Malaysia undoubtedly recognizes the important role that India can play in controlling the growth of extremist religious sects, and may also have been mollified by its strengthening ties with Turkey, an Islamic member of the North Atlantic Treaty Organization.

Yet India's fierce streak of independence in security matters makes it an uncomfortable ally for ASEAN. Having watched Delhi dance with Moscow for decades, the association is now witnessing the unnerving spectacle of a furtive alliance with Tel Aviv unfolding. Many security analysts believe that the Israeli influence on India at a military level, partly as an offshoot of the terrorism phobia, is profound, and could become an immovable obstacle to normalized relations.

It is not the decision by Delhi to downgrade its Palestinian ties, polished for years through the Non-Aligned Movement and other Third World forums, that upsets Malaysia and Indonesia, even though they remain frontline supporters of Yasser Arafat.

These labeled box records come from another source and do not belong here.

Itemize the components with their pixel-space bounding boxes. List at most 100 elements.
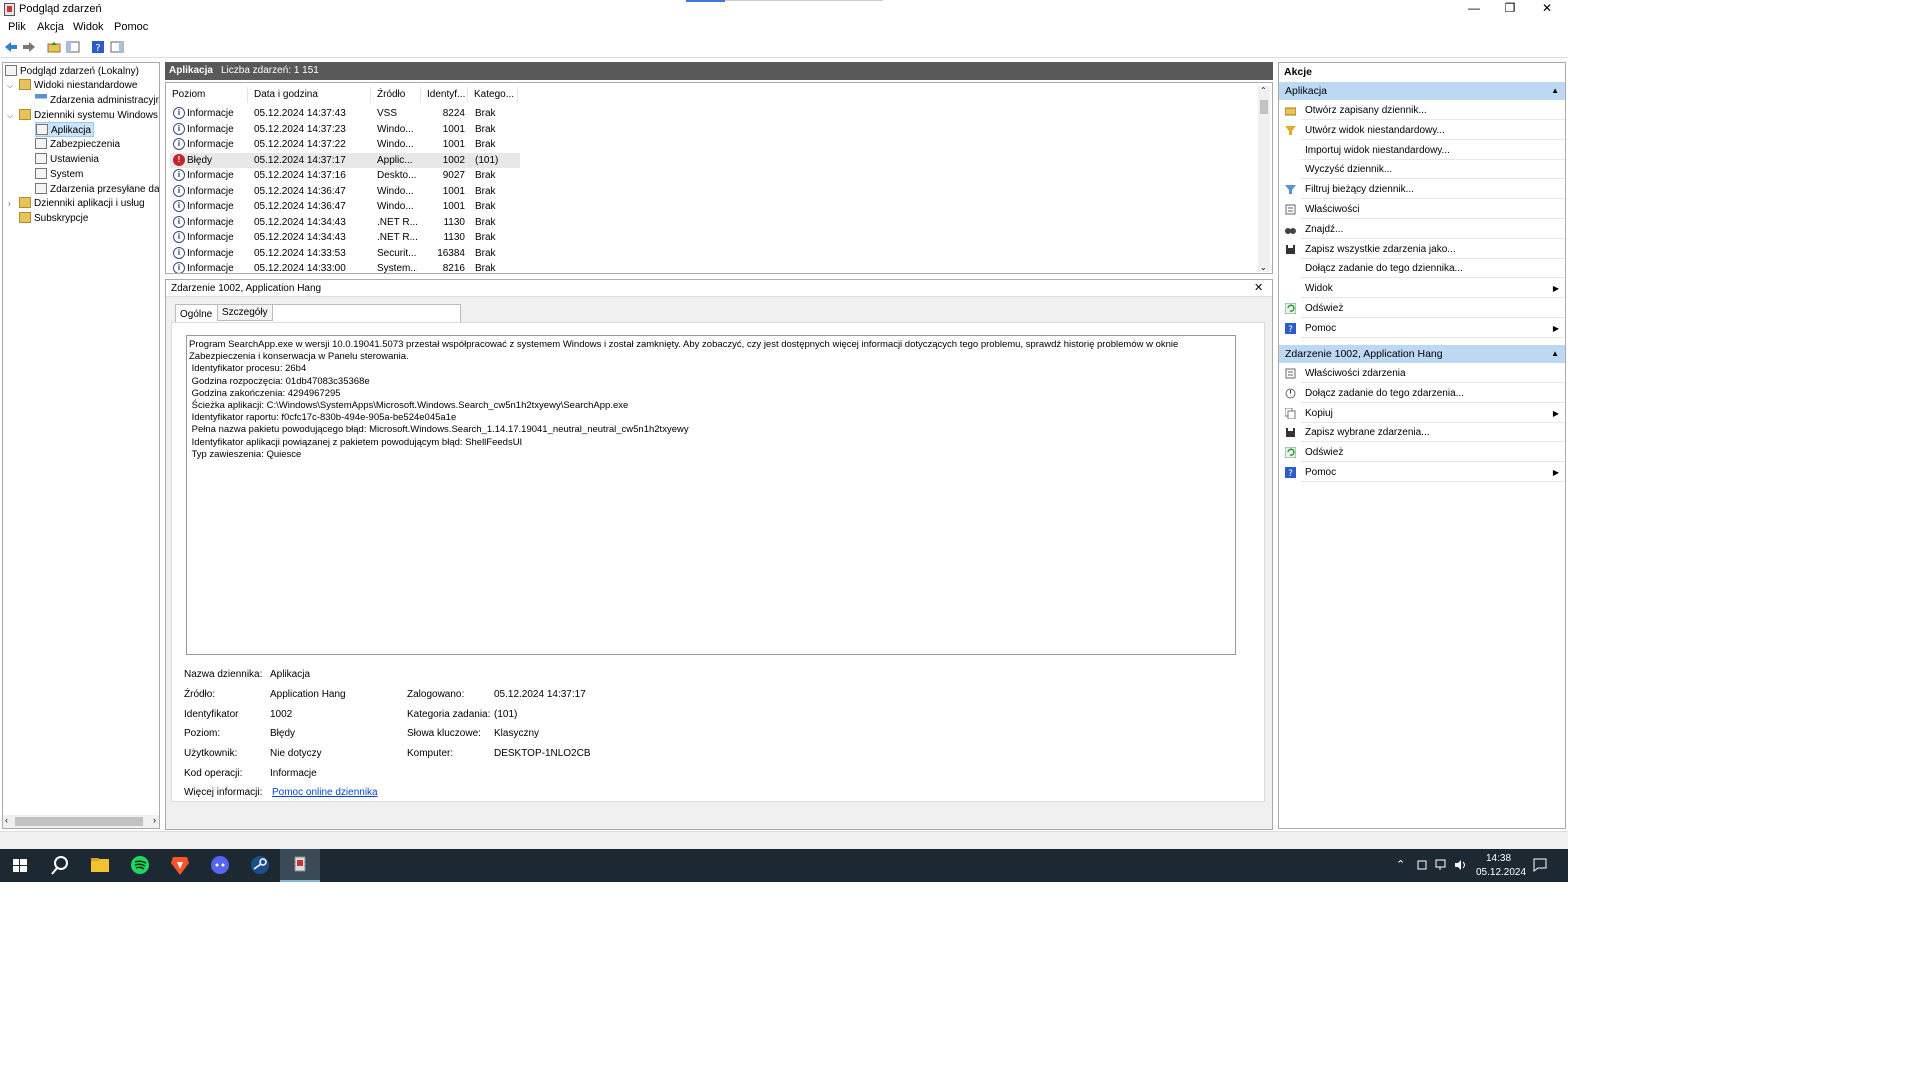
folder-icon [19,212,31,223]
more-info-label: Więcej informacji: [184,787,262,798]
chevron-down-icon[interactable]: ⌄ [1260,263,1267,272]
action-item[interactable]: ?Pomoc▶ [1279,319,1565,338]
clock-date[interactable]: 05.12.2024 [1476,867,1526,878]
network-icon[interactable] [1435,859,1449,871]
show-hide-tree-icon[interactable] [66,40,80,54]
column-date[interactable]: Data i godzina [254,87,371,103]
tree-windows-logs[interactable]: Dzienniki systemu Windows [19,108,158,123]
action-item[interactable]: Otwórz zapisany dziennik... [1279,101,1565,120]
volume-icon[interactable] [1454,859,1468,871]
table-row[interactable]: iInformacje05.12.2024 14:37:23Windo...10… [170,122,520,137]
section-application[interactable]: Aplikacja▲ [1279,82,1565,100]
chevron-down-icon[interactable]: ⌵ [7,78,15,93]
notifications-icon[interactable] [1533,858,1547,872]
help-icon[interactable]: ? [91,40,105,54]
up-folder-icon[interactable] [47,40,61,54]
file-explorer-icon[interactable] [80,849,120,882]
action-item[interactable]: Dołącz zadanie do tego dziennika... [1279,259,1565,278]
list-vertical-scrollbar[interactable]: ⌃ ⌄ [1258,86,1270,272]
chevron-right-icon[interactable]: › [8,196,16,211]
column-category[interactable]: Katego... [474,87,518,103]
table-row[interactable]: iInformacje05.12.2024 14:33:00System...8… [170,261,520,274]
tray-device-icon[interactable] [1416,859,1428,871]
clock-time[interactable]: 14:38 [1486,853,1511,864]
table-row[interactable]: iInformacje05.12.2024 14:36:47Windo...10… [170,199,520,214]
tree-horizontal-scrollbar[interactable]: ‹ › [3,815,159,828]
menu-file[interactable]: Plik [8,21,26,33]
online-help-link[interactable]: Pomoc online dziennika [272,787,378,798]
table-row[interactable]: iInformacje05.12.2024 14:37:22Windo...10… [170,137,520,152]
chevron-up-icon[interactable]: ▲ [1551,82,1559,100]
action-label: Właściwości zdarzenia [1305,364,1406,383]
action-item[interactable]: Importuj widok niestandardowy... [1279,141,1565,160]
table-row[interactable]: iInformacje05.12.2024 14:33:53Securit...… [170,246,520,261]
tree-system[interactable]: System [35,167,83,182]
event-description[interactable]: Program SearchApp.exe w wersji 10.0.1904… [186,335,1236,655]
table-row[interactable]: iInformacje05.12.2024 14:34:43.NET R...1… [170,230,520,245]
search-icon[interactable] [40,849,80,882]
opcode-value: Informacje [270,768,317,779]
action-item[interactable]: Właściwości [1279,200,1565,219]
tree-custom-views[interactable]: Widoki niestandardowe [19,78,137,93]
details-close-icon[interactable]: ✕ [1254,281,1263,294]
table-row[interactable]: iInformacje05.12.2024 14:36:47Windo...10… [170,184,520,199]
taskbar-event-viewer[interactable] [280,849,320,882]
action-item[interactable]: Odśwież [1279,443,1565,462]
spotify-icon[interactable] [120,849,160,882]
action-item[interactable]: Kopiuj▶ [1279,404,1565,423]
action-item[interactable]: Filtruj bieżący dziennik... [1279,180,1565,199]
chevron-up-icon[interactable]: ⌃ [1260,86,1267,95]
section-event[interactable]: Zdarzenie 1002, Application Hang▲ [1279,345,1565,363]
show-action-pane-icon[interactable] [110,40,124,54]
close-button[interactable]: ✕ [1529,0,1565,19]
folder-open-icon [1285,105,1296,116]
steam-icon[interactable] [240,849,280,882]
tree-subscriptions[interactable]: Subskrypcje [19,211,88,226]
column-source[interactable]: Źródło [377,87,421,103]
action-item[interactable]: Widok▶ [1279,279,1565,298]
menu-view[interactable]: Widok [73,21,104,33]
scrollbar-thumb[interactable] [1260,100,1268,114]
action-item[interactable]: Zapisz wybrane zdarzenia... [1279,423,1565,442]
chevron-right-icon[interactable]: › [153,815,156,825]
action-item[interactable]: Utwórz widok niestandardowy... [1279,121,1565,140]
discord-icon[interactable] [200,849,240,882]
action-item[interactable]: Zapisz wszystkie zdarzenia jako... [1279,240,1565,259]
action-item[interactable]: Właściwości zdarzenia [1279,364,1565,383]
chevron-up-icon[interactable]: ▲ [1551,345,1559,363]
column-id[interactable]: Identyf... [427,87,468,103]
restore-button[interactable]: ❐ [1492,0,1528,19]
tab-details[interactable]: Szczegóły [217,304,273,321]
tree-setup[interactable]: Ustawienia [35,152,99,167]
action-item[interactable]: Wyczyść dziennik... [1279,160,1565,179]
action-item[interactable]: Znajdź... [1279,220,1565,239]
tree-root[interactable]: Podgląd zdarzeń (Lokalny) [5,64,139,79]
table-row[interactable]: iInformacje05.12.2024 14:37:43VSS8224Bra… [170,106,520,121]
table-row[interactable]: iInformacje05.12.2024 14:37:16Deskto...9… [170,168,520,183]
tree-forwarded[interactable]: Zdarzenia przesyłane dalej [35,182,160,197]
chevron-down-icon[interactable]: ⌵ [7,108,15,123]
chevron-left-icon[interactable]: ‹ [5,815,8,825]
description-line: Zabezpieczenia i konserwacja w Panelu st… [189,351,1233,363]
back-arrow-icon[interactable] [4,40,18,54]
title-accent-line [725,0,883,1]
tree-security[interactable]: Zabezpieczenia [35,137,120,152]
menu-help[interactable]: Pomoc [114,21,148,33]
column-level[interactable]: Poziom [172,87,248,103]
action-item[interactable]: Odśwież [1279,299,1565,318]
table-row[interactable]: !Błędy05.12.2024 14:37:17Applic...1002(1… [170,153,520,168]
tree-admin-events[interactable]: Zdarzenia administracyjne [35,93,160,108]
tree-app-service-logs[interactable]: Dzienniki aplikacji i usług [19,196,145,211]
scrollbar-thumb[interactable] [15,817,143,826]
computer-label: Komputer: [407,748,453,759]
brave-icon[interactable] [160,849,200,882]
menu-action[interactable]: Akcja [37,21,64,33]
forward-arrow-icon[interactable] [22,40,36,54]
tree-application[interactable]: Aplikacja [35,122,94,137]
table-row[interactable]: iInformacje05.12.2024 14:34:43.NET R...1… [170,215,520,230]
minimize-button[interactable]: — [1456,0,1492,19]
action-item[interactable]: Dołącz zadanie do tego zdarzenia... [1279,384,1565,403]
tray-chevron-up-icon[interactable]: ⌃ [1396,858,1405,871]
action-item[interactable]: ?Pomoc▶ [1279,463,1565,482]
start-windows-icon[interactable] [0,849,40,882]
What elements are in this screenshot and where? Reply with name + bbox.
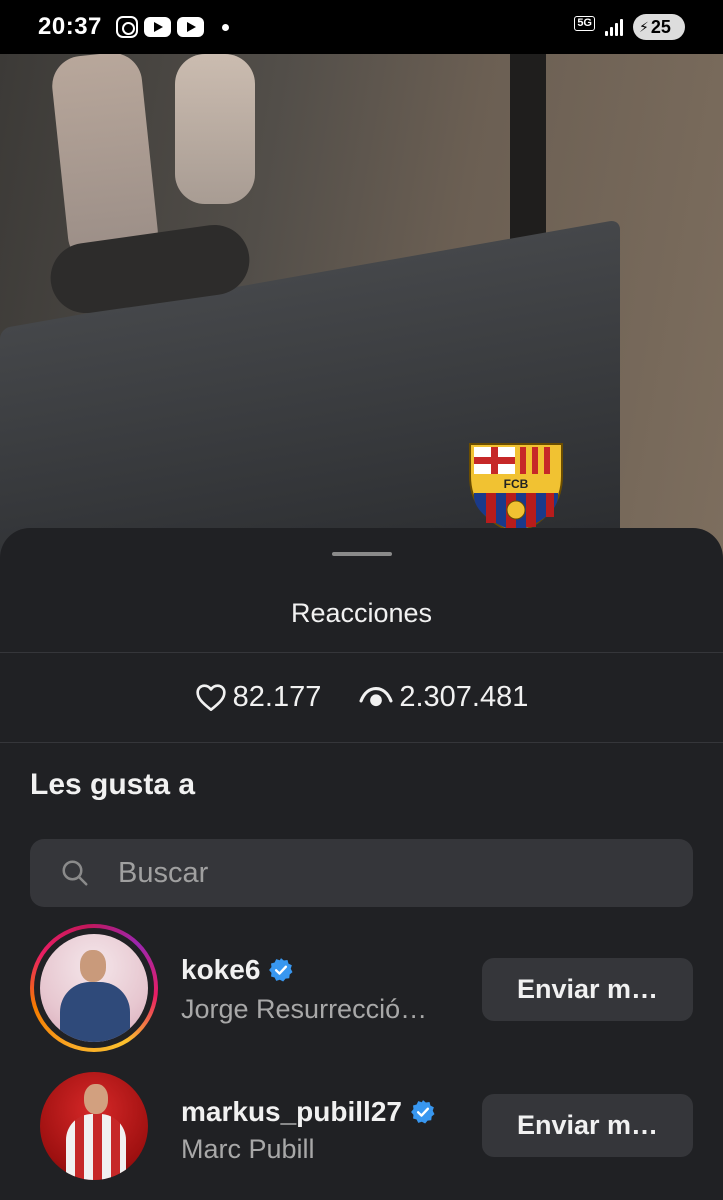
search-icon [62, 860, 88, 886]
video-player[interactable]: FCB [0, 54, 723, 574]
story-ring-avatar[interactable] [30, 924, 158, 1052]
system-icons: 5G ⚡ 25 [574, 14, 685, 40]
username[interactable]: markus_pubill27 [181, 1096, 436, 1128]
video-frame-shape [175, 54, 255, 204]
full-name: Marc Pubill [181, 1134, 315, 1164]
verified-badge-icon [411, 1100, 435, 1124]
likes-stat[interactable]: 82.177 [195, 680, 322, 714]
reaction-stats: 82.177 2.307.481 [0, 652, 723, 742]
likes-count: 82.177 [232, 680, 322, 713]
verified-badge-icon [269, 958, 293, 982]
signal-icon [605, 18, 623, 36]
list-item[interactable]: markus_pubill27 Marc Pubill Enviar m… [0, 1072, 723, 1192]
send-message-button[interactable]: Enviar m… [482, 1094, 693, 1157]
battery-indicator: ⚡ 25 [633, 14, 685, 40]
instagram-icon [115, 16, 138, 38]
views-stat: 2.307.481 [359, 681, 528, 714]
search-input[interactable]: Buscar [30, 839, 693, 907]
search-placeholder: Buscar [118, 856, 209, 889]
heart-icon [195, 684, 226, 712]
list-item[interactable]: koke6 Jorge Resurrecció… Enviar m… [0, 924, 723, 1052]
drag-handle[interactable] [332, 552, 392, 556]
avatar[interactable] [40, 1072, 148, 1180]
eye-icon [359, 686, 393, 707]
status-bar: 20:37 5G ⚡ 25 [0, 0, 723, 54]
notification-dot-icon [221, 23, 229, 31]
crest-text: FCB [504, 477, 529, 491]
fcb-crest-logo: FCB [469, 443, 563, 536]
battery-charging-icon: ⚡ [639, 18, 649, 35]
5g-icon: 5G [574, 15, 595, 31]
reactions-sheet: Reacciones 82.177 2.307.481 Les gusta a … [0, 528, 723, 1200]
avatar [40, 934, 148, 1042]
notification-icons [115, 16, 229, 38]
full-name: Jorge Resurrecció… [181, 994, 428, 1024]
username[interactable]: koke6 [181, 954, 294, 986]
divider [0, 742, 723, 743]
status-time: 20:37 [38, 13, 102, 40]
username-text: markus_pubill27 [181, 1096, 402, 1127]
send-message-button[interactable]: Enviar m… [482, 958, 693, 1021]
youtube-icon [143, 17, 171, 37]
sheet-title: Reacciones [290, 598, 433, 628]
views-count: 2.307.481 [399, 680, 529, 713]
youtube-icon [176, 17, 204, 37]
battery-level: 25 [650, 16, 671, 37]
username-text: koke6 [181, 954, 261, 985]
section-title: Les gusta a [30, 768, 196, 801]
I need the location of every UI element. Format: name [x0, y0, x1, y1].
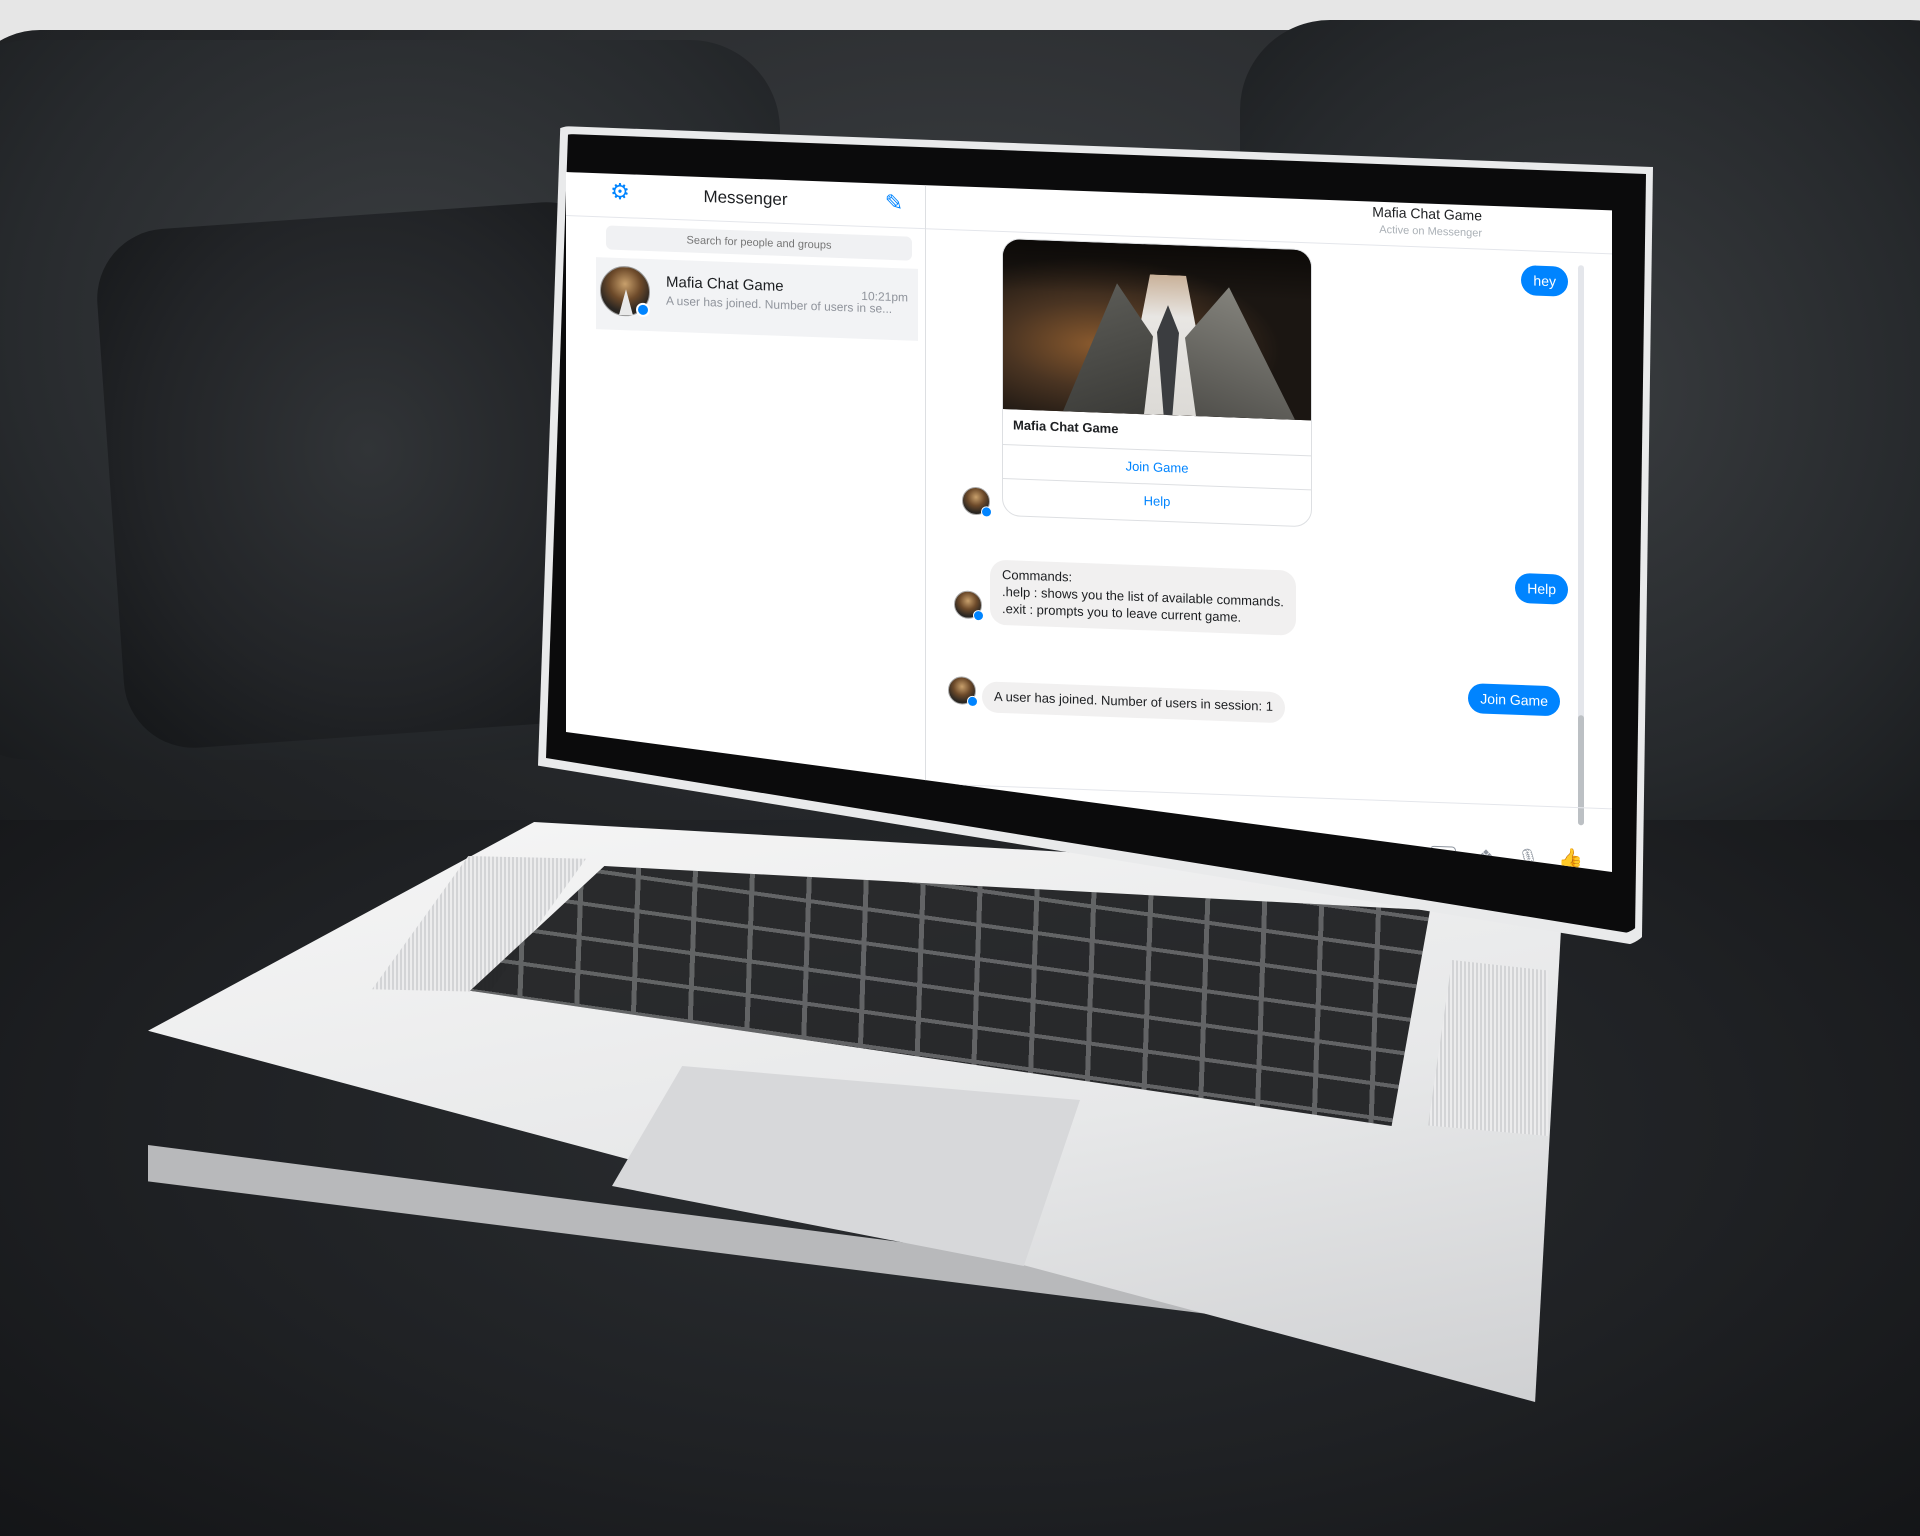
sidebar-header: ⚙ Messenger ✎ [566, 172, 925, 230]
card-image [1003, 239, 1312, 421]
messenger-badge-icon [636, 302, 650, 318]
avatar [948, 676, 976, 706]
conversation-name: Mafia Chat Game [666, 273, 784, 295]
game-card: Mafia Chat Game Join Game Help [1002, 237, 1312, 528]
message-outgoing: hey [1521, 265, 1568, 297]
search-input[interactable] [606, 225, 912, 261]
message-incoming: Commands: .help : shows you the list of … [990, 559, 1296, 636]
contact-status: Active on Messenger [1379, 223, 1482, 240]
card-image-lapel-right [1185, 286, 1295, 420]
avatar [962, 486, 990, 516]
card-image-lapel-left [1063, 281, 1153, 414]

Rather it is the strategic implications of India sharing vital intelligence data with the sworn enemy of Islam, and possibly even using reconnaissance satellites with Israeli technology to snoop on the activities of ASEAN countries.

Then there is the reported cooperation on strategic missiles, which goes against the entire spirit of ASEAN's disarmament efforts, including an ostensibly nuclear-free naval zone.

The ability of ASEAN to influence India's foreign policies, even if it went outside the traditional policy of non-interference in the affairs of neighboring states, would be questionable at best. Delhi gave a quick brushoff when ASEAN foreign ministers complained of rising tensions in Kashmir at their last summit in Brunei. As terrorism constitutes a global threat, ASEAN contended that it had a moral obligation to press for a dialogue between India and Pakistan. Not so, said External Affairs Minister Yashwant Sinha, arguing that this was the concern only of the two protagonists.

While there are no suggestions that the summit agenda in November will stray beyond the more palatable subject of economic ties, it is unlikely that the Islamic caucus will sit on the sidelines indefinitely, especially as India has been a full participant in the ASEAN Regional Forum (ARF), Asia's only formal security dialogue, since 1998, while Pakistan is pointedly excluded.

In any case, India is becoming more involved militarily in the region, to the point where its views will be difficult to ignore. Naval exercises are planned with Japan and Vietnam, and closer ties are being explored with the Thai armed forces.

Joint membership of the wordy Indian Ocean Rim Association for Regional Cooperation (IORARC), with ASEAN members Indonesia, Malaysia, Singapore and Thailand has also helped break the diplomatic ice, though the emphasis is again on economic ties.

Strategic affairs will also come to the fore if, as widely expected, India intends to use the ASEAN linkage as a platform for advancing its greater ambitions of obtaining a seat in the United Nations Security Council alongside the US, Russia, China, Britain and France. Long an advocate of UN reform, Delhi will need the full support of the Third World, in particular the emerging countries of Asian and Africa, if it is to force - and win - a vote in the General Assembly.

But before that can happen, Delhi will have to play the good neighbor by mending a few damaged fences in its own back yard. And ASEAN may well be wielding the biggest hammer.